Il faut remarquer que les revenus des cadres suffisent à peine pour couvrir les charges du minimum social commun. Cependant, ils sont contraints d’inscrire leurs enfants dans l’enseignement privé. Or, la Constitution béninoise du 11 décembre 1990, dispose en son article 13 que « l’Etat pourvoit à l’éducation de la jeunesse par les écoles publiques. L’enseignement primaire est obligatoire. L’Etat assure progressivement la gratuité de l’enseignement public».  Donc, même s’il faut reprocher la méthode de mise en œuvre de cette prescription constitutionnelle, il faut reconnaître que sous le régime du président Yayi Boni, la volonté politique de traduire cette exigence en réalité a été manifeste. Dans tous les cas, il est une obligation constitutionnelle pour les pouvoirs publics d’assurer la gratuité de l’enseignement public. Malgré les efforts consentis dans ce sens, la quasi-totalité des cadres, avec leurs maigres ressources de petits fonctionnaires, des commerçants moyens, et naturellement des nababs accourent vers les établissements privés d’enseignement.

Si cette attitude est presque systématique chez certaines catégories de citoyens, c’est parce que ces citoyens estiment que le privé est gage de sécurité scolaire. Les parents préfèrent inscrire leurs mômes dans les établissements privés plutôt que dans les écoles publiques où la gratuité est une réalité conformément à la Constitution. L’on préfère débourser 50.000F, 70.000F, 100.000F, 150.000F et même plus pour inscrire son enfant dans l’enseignement privé. Or, tout le monde sait que l’inscription des filles dans les écoles primaires publiques, ainsi qu’au premier cycle de l’enseignement secondaire est gratuite. En plus, dans certaines écoles, il est assuré aux enfants la pension alimentaire par le mécanisme des cantines scolaires. Malgré toutes ces offres gratuites, le citoyen qui se donne une certaine considération sociale, inscrit ses enfants (filles comme garçons) dans le privé. Que de paradoxes !

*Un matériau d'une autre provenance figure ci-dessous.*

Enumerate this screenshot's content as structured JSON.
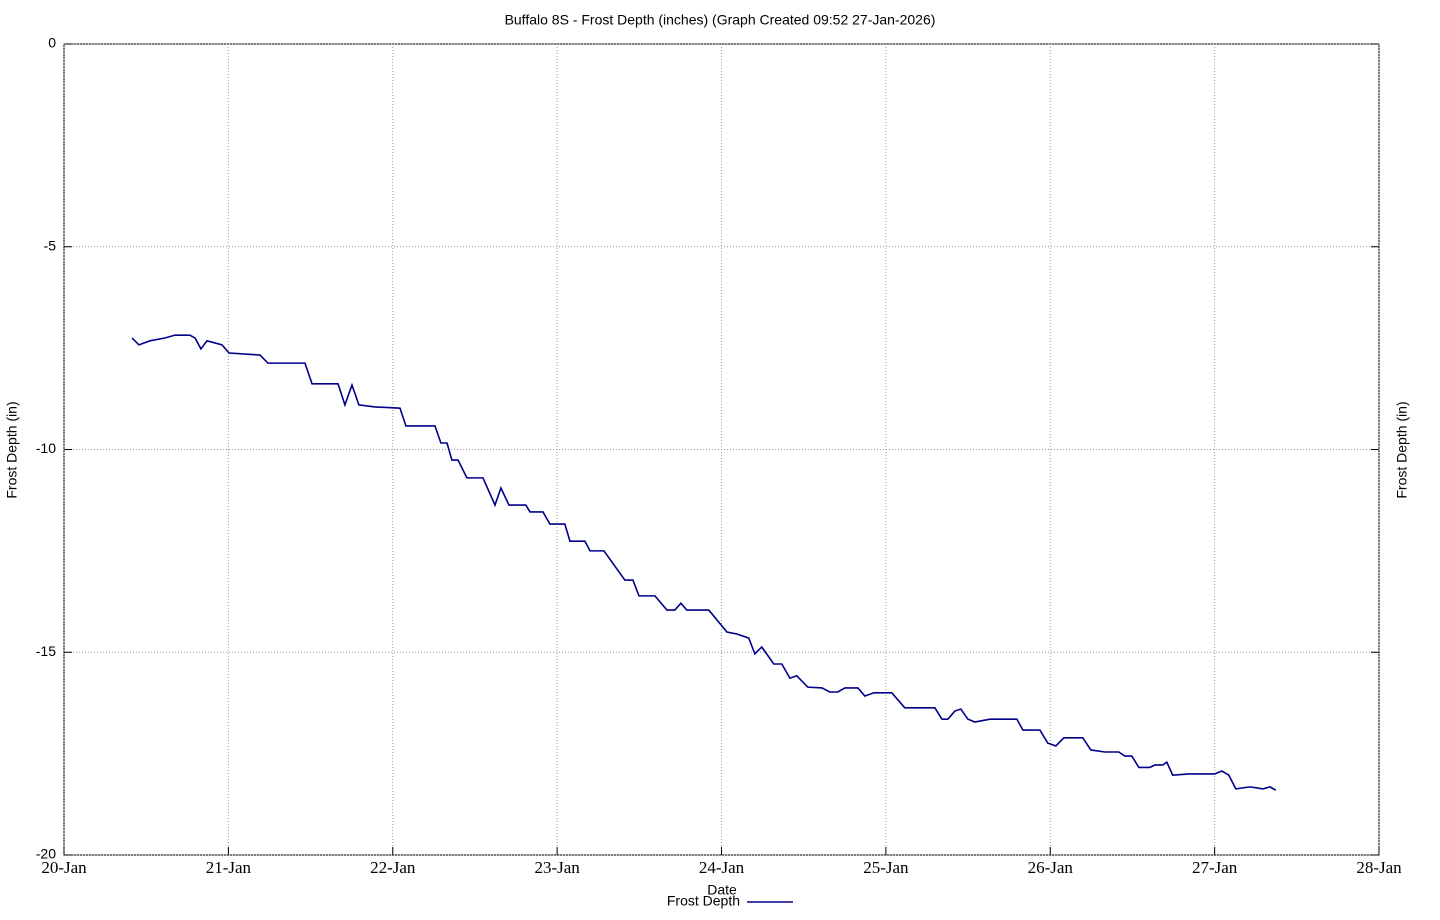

Mais, à l’analyse de la situation, et tenant compte de l’émancipation rapide des enfants d’aujourd’hui, pour les préserver de la débauche préjudiciable à leur avenir, tout parent qui, au sacrifice de son confort personnel, peut s’acquitter de ses obligations contractuelles vis-à-vis des établissements privés, y inscrit ses enfants. Le coût énorme de l’éducation est source d’appauvrissement de nombre de citoyens hantés par les effets pervers de grèves perlées dans l’enseignement public. Dès lors, il urge que le législateur, en voulant encadrer la jouissance du droit de grève, étende les mêmes mesures à l’enseignement public pour lui permettre de redorer son blason face au privé dont les résultats sont très élogieux. Gilbert Kassa Mampo de la Cstb, Noël Chadaré et leurs collègues n’y trouveraient aucun inconvénient puisqu’ils paient les mêmes frais dans le privé.